Until this weekend, our summer weather hasn’t really broken, yet the urge to cook more fall-like foods is there for me. This seemed like the perfect not-quite-fall recipe to me, but it would be really great anytime in the summer or fall as long as you can still find fresh peaches at the market. I love savory meats with fruity salsa — I think it’s a terrific combination.
I was not able to find 2 tenderloins that were 1 pound each, so I opted for 3 that totaled about 2 pounds together. Because I had 3 to cover with the rub mixture, I upped the cumin from the original recipe’s 2 teaspoons to 4 teaspoons, but kept the salt and pepper quantities the same.
You might also like my Fruit and Veggie Salsa for Chicken or Fish
Cumin-Rubbed Pork Tenderloins with Fresh Peach Salsa
From the book Sunday Roasts by Betty Rosbottom, adapted slightly by Crafty Farm Girl, October, 2011.
Serves 4 to 5
4 teaspoons cumin
1 teaspoon kosher salt
1 teaspoon freshly ground black pepper
2 pork tenderloins, about 1 pound each, (or 3 slightly smaller ones), trimmed of excess fat
Olive oil for sautéing
Fleur de sel (optional)
Fresh Peach Salsa
Arrange a rack at center position and preheat the oven to 400 degrees.
In a small bowl, mix together the cumin, salt, and pepper. Rub this mixture over als the surfaces of the tenderloins. Add enough oil to coat the bottom of a large, heavy, oven-proof frying pan and set it over medium-high heat until the oil is hot.
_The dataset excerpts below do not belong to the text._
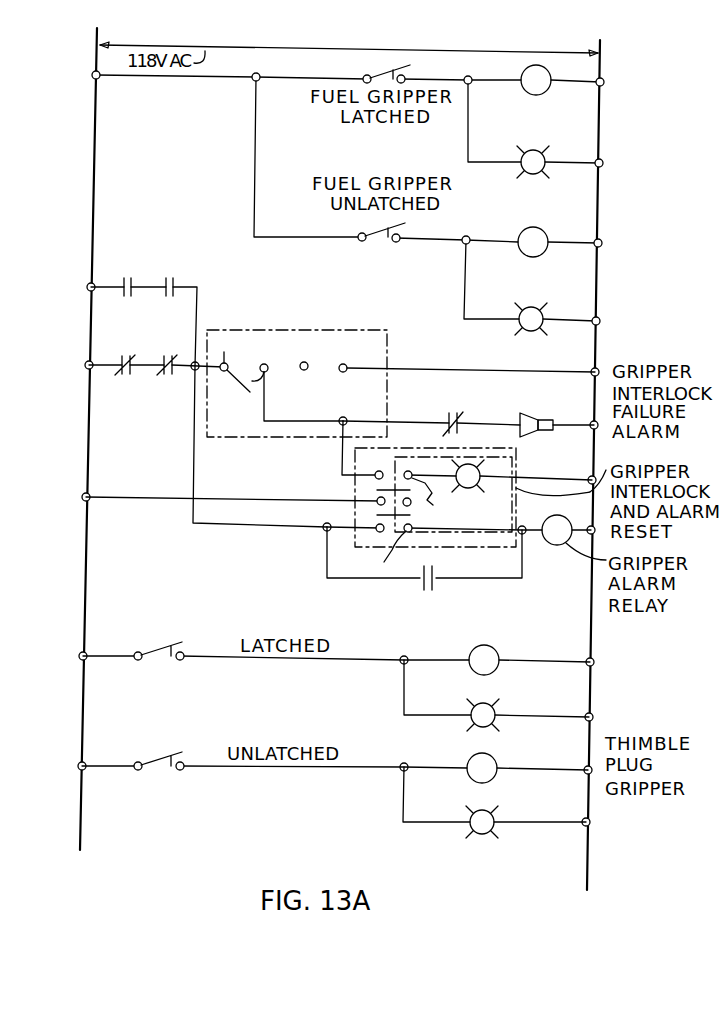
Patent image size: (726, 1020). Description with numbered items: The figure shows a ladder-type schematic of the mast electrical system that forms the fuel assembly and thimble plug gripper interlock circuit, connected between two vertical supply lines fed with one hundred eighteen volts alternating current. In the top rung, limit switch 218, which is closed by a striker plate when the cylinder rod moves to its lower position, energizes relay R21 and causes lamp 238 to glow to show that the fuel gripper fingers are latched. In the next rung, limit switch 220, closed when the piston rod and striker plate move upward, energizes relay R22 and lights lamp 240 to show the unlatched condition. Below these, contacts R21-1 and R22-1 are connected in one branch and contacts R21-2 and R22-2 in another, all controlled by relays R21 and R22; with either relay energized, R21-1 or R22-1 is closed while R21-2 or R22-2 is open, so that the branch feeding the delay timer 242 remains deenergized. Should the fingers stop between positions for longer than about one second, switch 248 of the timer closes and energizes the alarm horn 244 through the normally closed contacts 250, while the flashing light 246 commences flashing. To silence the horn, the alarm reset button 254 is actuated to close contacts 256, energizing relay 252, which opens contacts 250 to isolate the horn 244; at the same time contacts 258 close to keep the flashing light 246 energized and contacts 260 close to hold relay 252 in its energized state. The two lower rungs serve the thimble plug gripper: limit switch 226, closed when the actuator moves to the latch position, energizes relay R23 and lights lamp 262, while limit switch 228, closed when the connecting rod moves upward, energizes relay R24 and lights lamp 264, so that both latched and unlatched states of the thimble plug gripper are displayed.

The limit switch 218 is at (386, 72).
The limit switch 220 is at (360, 228).
The relay R21 is at (541, 77).
The relay R22 is at (539, 235).
The relay R23 is at (490, 648).
The relay R24 is at (490, 756).
The contacts R21-1 is at (118, 274).
The contacts R22-1 is at (182, 274).
The contacts R21-2 is at (119, 357).
The contacts R22-2 is at (166, 358).
The lamp 238 is at (535, 147).
The lamp 240 is at (531, 304).
The delay timer 242 is at (370, 306).
The alarm horn 244 is at (538, 418).
The flashing light 246 is at (481, 471).
The switch 248 is at (243, 389).
The contacts 250 is at (452, 419).
The relay 252 is at (559, 546).
The alarm reset button 254 is at (439, 496).
The contacts 256 is at (373, 550).
The contacts 258 is at (409, 504).
The contacts 260 is at (425, 591).
The limit switch 226 is at (160, 642).
The limit switch 228 is at (158, 752).
The lamp 262 is at (500, 703).
The lamp 264 is at (500, 810).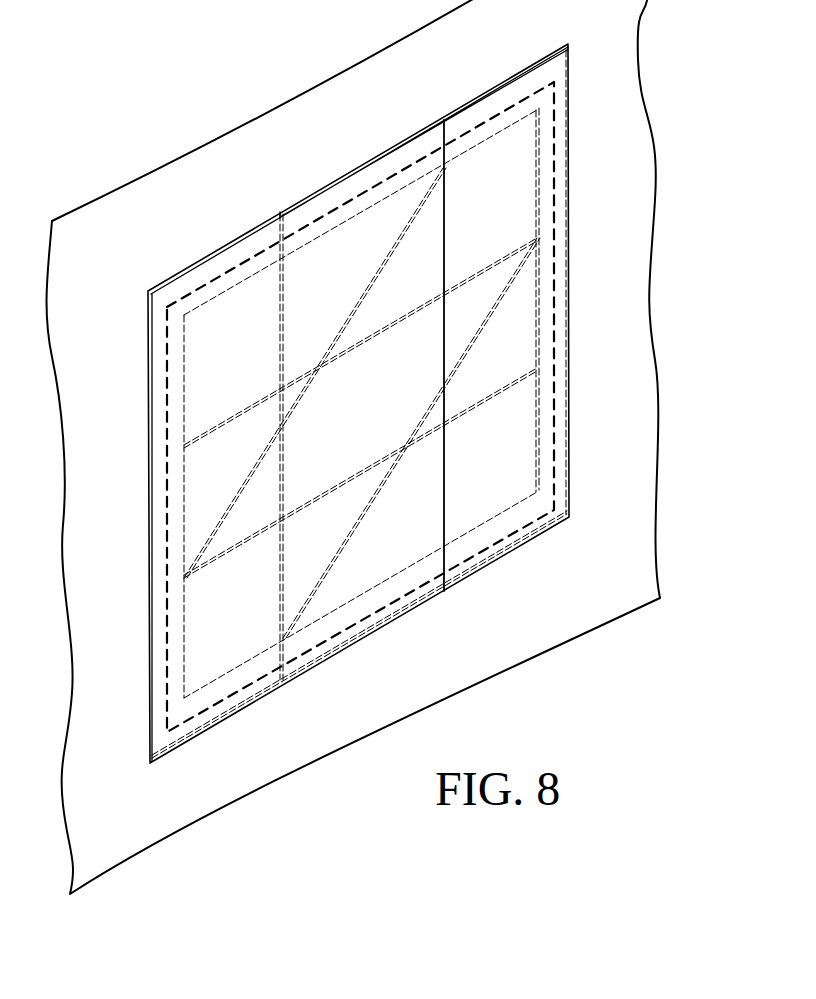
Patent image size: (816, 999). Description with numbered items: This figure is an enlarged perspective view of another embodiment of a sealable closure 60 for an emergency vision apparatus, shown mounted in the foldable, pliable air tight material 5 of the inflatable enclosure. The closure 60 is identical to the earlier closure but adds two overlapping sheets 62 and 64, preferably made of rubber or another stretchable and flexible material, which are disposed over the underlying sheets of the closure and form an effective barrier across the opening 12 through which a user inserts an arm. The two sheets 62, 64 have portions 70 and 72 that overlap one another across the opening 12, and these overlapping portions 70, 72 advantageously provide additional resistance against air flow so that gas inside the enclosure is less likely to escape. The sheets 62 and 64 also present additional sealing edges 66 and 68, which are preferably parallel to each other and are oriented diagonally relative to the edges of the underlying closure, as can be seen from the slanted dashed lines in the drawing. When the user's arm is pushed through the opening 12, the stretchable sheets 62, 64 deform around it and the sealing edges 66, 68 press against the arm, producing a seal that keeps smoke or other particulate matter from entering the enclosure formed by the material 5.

The air tight material 5 is at (600, 578).
The closure 60 is at (224, 233).
The opening 12 is at (232, 292).
The sheet 62 is at (500, 215).
The overlapping portion 70 is at (508, 158).
The sheet 64 is at (218, 592).
The sealing edge 66 is at (370, 272).
The sealing edge 68 is at (488, 305).
The overlapping portion 72 is at (216, 650).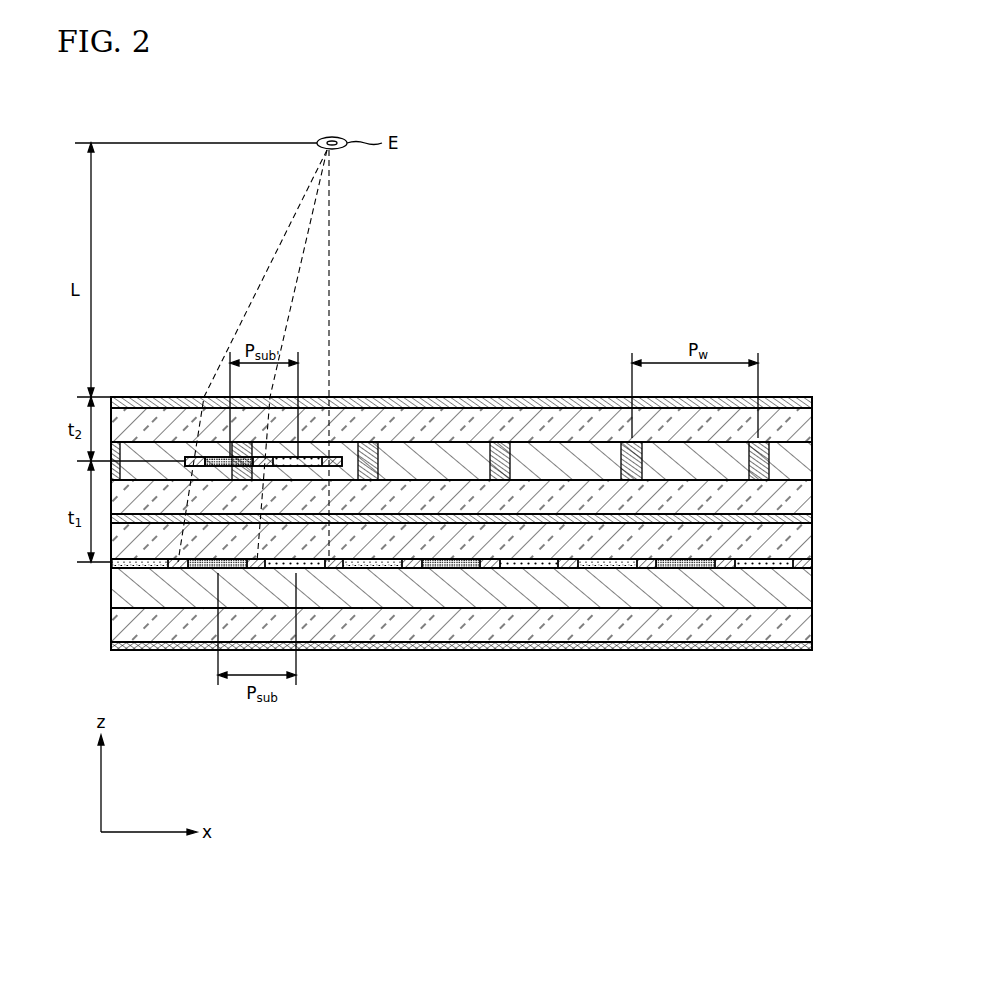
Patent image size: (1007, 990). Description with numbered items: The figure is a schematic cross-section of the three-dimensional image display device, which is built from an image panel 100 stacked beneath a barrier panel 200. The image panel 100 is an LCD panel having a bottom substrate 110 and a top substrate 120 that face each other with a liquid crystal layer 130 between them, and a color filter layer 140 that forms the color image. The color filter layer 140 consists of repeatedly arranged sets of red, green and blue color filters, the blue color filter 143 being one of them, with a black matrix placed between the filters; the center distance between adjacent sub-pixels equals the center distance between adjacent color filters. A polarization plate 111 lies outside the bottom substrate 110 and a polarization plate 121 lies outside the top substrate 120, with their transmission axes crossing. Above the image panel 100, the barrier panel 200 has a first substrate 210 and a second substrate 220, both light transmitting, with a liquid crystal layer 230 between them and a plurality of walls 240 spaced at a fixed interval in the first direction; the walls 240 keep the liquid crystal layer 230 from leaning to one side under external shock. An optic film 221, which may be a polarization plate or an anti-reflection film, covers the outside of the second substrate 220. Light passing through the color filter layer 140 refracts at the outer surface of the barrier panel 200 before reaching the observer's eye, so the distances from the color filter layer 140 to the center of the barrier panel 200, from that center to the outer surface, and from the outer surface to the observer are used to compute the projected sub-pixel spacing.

The image panel 100 is at (326, 749).
The bottom substrate 110 is at (373, 625).
The polarization plate 111 is at (328, 648).
The top substrate 120 is at (685, 550).
The polarization plate 121 is at (733, 522).
The liquid crystal layer 130 is at (408, 592).
The color filter layer 140 is at (461, 648).
The blue color filter 143 is at (605, 566).
The barrier panel 200 is at (591, 319).
The first substrate 210 is at (422, 498).
The second substrate 220 is at (543, 425).
The optic film 221 is at (587, 407).
The liquid crystal layer 230 is at (452, 460).
The walls 240 is at (504, 450).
Add the tenderloins and brown on all sides, for 5 minutes.
Roast the pork until a thermometer inserted into the thickest part of the meat registers 150 degrees, for about 20 minutes (less for smaller tenderloins). Remove the tenderloins to a carving board and let rest for 10 minutes.
To serve, slice the pork into ½-inch thick pieces and arrange, slightly overlapping, on a platter or individual plates. If desired, sprinkle the slices lightly with the fleur de sel. Spoon some peach salsa over the slices and pass any extra salsa in a bowl.
Fresh Peach Salsa
Makes about 1-3/4 cups
3 medium yellow peaches, ripe but not too soft
1/3 cup chopped red onion
3 tablespoons minced cilantro
1-1/2 teaspoons grated lime zest and 2 teaspoons fresh lime juice
2 teaspoons minced garlic
1 to 2 teaspoons minced jalapeno pepper, seeds & membranes removed
Kosher salt
freshly ground black pepper
1-2 tablespoons olive oil
Peel the peaches and cut into ½-inch or smaller dice. Put in a medium, nonreactive bowl with the onion, cilantro, lime zest and juice, garlic, jalapeno, and ¼ teaspoon each salt & pepper. Drizzle with olive oil and stir to combine. Taste and, if desired, add additional salt and black pepper and up to 1 teaspoon more lime juice for a sharper taste. Marinate the salsa for at least 30 minutes.
Salsa can be prepared 2 hours ahead, leave at cool room temperature.